A woman was in custody Wednesday in connection with vandalism at Buddhist temples in Orange County, and officials appealed to the public to report more “possible hate crimes” to help them identify other potential suspects.
The vandalism — slashed fingers, chopped hands and other missing parts — has caused at least $60,000 in damage in the last two weeks, according to authorities. And that’s in addition to the theft of donation boxes, floral arrangements and dozens of items of religious decor.
Five temples in Santa Ana have been vandalized, along with two houses of worship in Garden Grove.
The arrest was announced at a news conference at Bao Quang Temple in Santa Ana on Wednesday afternoon, but few details — including the suspect’s name — were released.
“The question is, is this being done by an isolated individual or is it coordinated by other groups?” asked Andrew Do, chairman of the Orange County Board of Supervisors. He called on elected officials in his district to unite in finding those responsible “for this terrible, terrible act.”
“The statues symbolize the spiritual value that we have as a community. To have them be destroyed in such a systematic manner does great harm to our spirit,” he said.
At the temple, Do stood flanked by Miguel Pulido, mayor of Santa Ana; David Valentin, the city’s police chief; and Tony Rackauckas, Orange County district attorney. All of them pledged their support to find the vandals, with Do saying that “the sooner that crimes are reported, the fresher the evidence and the greater the ability to canvass neighborhoods.”
“This is so, so, so wrong,” said Pulido, citing Santa Ana’s diversity. “This is a gorgeous temple, and to think that someone wants to deface it this way hurts us in our hearts.”
The vandalism began Aug. 8, with the hammering of five statues at Huong Tich Temple along 5th Street in Santa Ana, where hundreds of worshipers stream onto the grounds each week. Six days later, someone struck three more statues, slicing off their marble fingers. And just Tuesday, an additional four statues imported from Vietnam were vandalized.
Surveillance video showed a woman walking into the temple’s back parking lot, carrying a bag and possibly holding a hammer. Valentin said police arrested the woman after the third attack, and, while not naming her, said she was convicted for similar vandalism at temples in 2014 and 2015.

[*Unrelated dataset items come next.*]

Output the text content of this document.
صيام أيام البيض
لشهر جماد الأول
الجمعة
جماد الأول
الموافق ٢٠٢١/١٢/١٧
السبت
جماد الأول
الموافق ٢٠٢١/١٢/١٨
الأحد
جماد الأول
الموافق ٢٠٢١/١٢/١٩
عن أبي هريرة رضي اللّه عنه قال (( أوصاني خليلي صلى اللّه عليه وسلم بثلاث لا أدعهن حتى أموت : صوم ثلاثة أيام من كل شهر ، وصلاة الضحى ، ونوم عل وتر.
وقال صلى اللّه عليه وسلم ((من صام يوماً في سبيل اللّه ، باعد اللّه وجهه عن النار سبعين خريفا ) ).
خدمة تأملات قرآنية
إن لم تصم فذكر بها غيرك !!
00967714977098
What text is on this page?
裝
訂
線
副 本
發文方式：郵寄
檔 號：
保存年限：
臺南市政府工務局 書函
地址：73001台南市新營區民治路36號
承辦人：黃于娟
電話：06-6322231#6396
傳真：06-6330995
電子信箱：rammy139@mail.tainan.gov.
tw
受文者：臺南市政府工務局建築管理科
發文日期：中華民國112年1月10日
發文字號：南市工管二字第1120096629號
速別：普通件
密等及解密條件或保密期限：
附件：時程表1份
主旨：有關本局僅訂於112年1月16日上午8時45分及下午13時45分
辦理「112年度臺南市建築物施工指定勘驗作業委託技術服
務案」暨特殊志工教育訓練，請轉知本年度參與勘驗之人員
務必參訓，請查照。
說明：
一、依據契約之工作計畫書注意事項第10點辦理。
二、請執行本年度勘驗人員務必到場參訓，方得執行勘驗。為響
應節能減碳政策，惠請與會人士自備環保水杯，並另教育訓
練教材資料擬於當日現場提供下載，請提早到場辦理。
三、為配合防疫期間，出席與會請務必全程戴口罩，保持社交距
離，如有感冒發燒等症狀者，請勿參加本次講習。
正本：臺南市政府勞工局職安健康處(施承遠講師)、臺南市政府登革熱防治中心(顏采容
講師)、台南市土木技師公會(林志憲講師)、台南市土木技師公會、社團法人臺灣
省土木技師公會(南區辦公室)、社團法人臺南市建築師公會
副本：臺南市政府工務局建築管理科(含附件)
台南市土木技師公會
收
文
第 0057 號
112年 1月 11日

The woman was previously charged with hate crimes and served up to two years in county jail, along with finishing a mental health treatment program, Rackauckas said. He described the recent incidents as an attack on “our core values” and urged members of the immigrant community to contact law enforcement.
“Often times, these crimes are committed but not being reported. They must be,” he said, adding that the latest string of crimes “looks like a hate crime, but we need to review it before deciding on the strategy.”
The houses of worship in Santa Ana where theft and vandalism occurred include Pho Da Temple, Truc Lam Yen Tu Temple and To Dinh Minh Dang Quang. The two locations in Garden Grove were the Lien Hoa Temple and Quan Am Temple.
“It does not matter what religion you are from or if you believe in a God or multiple gods. At a temple, everyone is welcomed to learn about peace — peace in the mind and in society being our goal. This shouldn’t be happening,” said Kim Hoang, a Garden Grove Buddhist who attends services at Truc Lam Yen Tu Temple with her husband. “Who would want to bring harm to a place of tranquility?”
Cynthia Le of Santa Ana, a regular at the Bao Quang Temple, said, “When you go to temple, you expect respect. Once, I had a homeless person follow me, and I didn’t know whether to feel scared or to feel sorry for him. I just want us all to feel safe in the place where we go to pray for a serene life.”